10/01/2020

Sem palavras I

Olhe o mundo com a coragem do cego, entenda as palavras com a atenção do surdo, fale com a mão e com os olhos, como fazem os mudos!!
Cazuza
Lendo e estudando sobre diálogos, interlocuções, interações entre sujeitos, gênero do discurso e linguagem, minha amígdala foi sequestrada (amigdala é uma pequena parte do cérebro). Esse sequestro, já enunciado em todas as minhas interações intelectuais e emocionais, se justifica através da minha relação de simbiose com Rafa.
Já escrevi sobre essa simbiose. Não sei onde ele termina, onde eu começo. Dados de pesquisa, que relatei no blog em 9 de novembro de 2018, afirmam que mães produzem o hormônio ocitocina, que denominaram popularmente de “hormônio do amor”. Esse hormônio é duplicado em proporções imensuráveis quando esse filho nasce com deficiência, isso gera a simbiose.
Rafa não articula nenhum tipo de discurso, no alto dos seu 9 anos não é considerado um menino verbal. O que diria os linguistas sobre ele, dado que se comunica não verbalmente?
Deveria eu trabalhar um tipo especifico de linguagem com ele? Como libra tátil? Mas ele ouve, escuta e é capaz de interagir com o outro sem emitir nenhum tipo de discurso oral. Que ser humano peculiar e singular é esse Rafa?
Se a linguagem existe em função do uso de locutores e interlocutores em situação de comunicação, concluo que o Rafa tem um círculo bem pequeno de interlocutores, pois quem entende a linguagem dele sou eu, o papai e a vovó. Sim, o contexto da linguagem dele é estritamente doméstico.
Em outros tempos isso me angustiava, como ele vai conseguir expressar sentimentos, necessidades para pessoas fora do contexto familiar?
Não sei!
Hoje essa resposta deixou de ter significado. A palavra não verbal do Rafa é cheia de significados, vivemos ilhados numa simbiose profunda, onde aspectos da eternidade e do futuro não nos pertence. Ele enuncia em condição de igualdade comigo, com papai e vovó. Nós três vamos a ele, estabelecemos o diálogo com ele em condição de igualdade.
Quem disse que ele precisa viver no meu mundo insano e louco? Onde as relações humanas estão fragilizadas e superficiais? Onde tem se perdido a essência e singularidade que define o ser HUMANO?
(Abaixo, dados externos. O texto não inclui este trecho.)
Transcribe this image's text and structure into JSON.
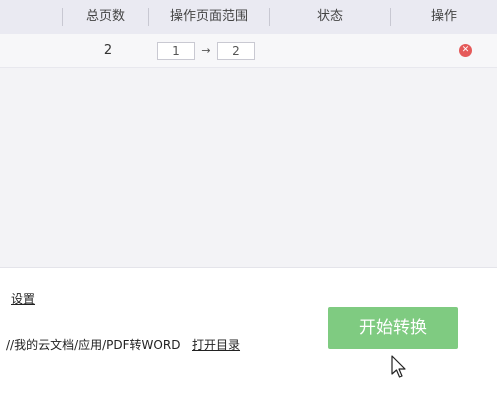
{
  "table": {
    "columns": [
      "总页数",
      "操作页面范围",
      "状态",
      "操作"
    ],
    "rows": [
      {
        "total_pages": "2",
        "range_start": "1",
        "range_arrow": "→",
        "range_end": "2",
        "status": "",
        "delete_glyph": "✕"
      }
    ]
  },
  "settings_label": "设置",
  "output": {
    "path": "//我的云文档/应用/PDF转WORD",
    "open_dir_label": "打开目录"
  },
  "start_button_label": "开始转换",
  "colors": {
    "header_bg": "#eaeaf2",
    "button_green": "#7fcb81",
    "delete_red": "#e55a5a"
  },
  "icons": {
    "delete": "delete-icon",
    "cursor": "cursor-icon"
  }
}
Rafa consegue viver e ver o que as palavras não dizem, consegue escolher entre achegar, abraçar, afastar, morder e beliscar aqueles que considera nocivos ou não à existência pura e natural dele. Me aconchega nos braços dele, me aperta e me arrocha, depois desce e sobe a mão na minha cabeça, numa menção de carinho tão peculiar dele. Sem palavras, sem som ele fala mais que mil palavras.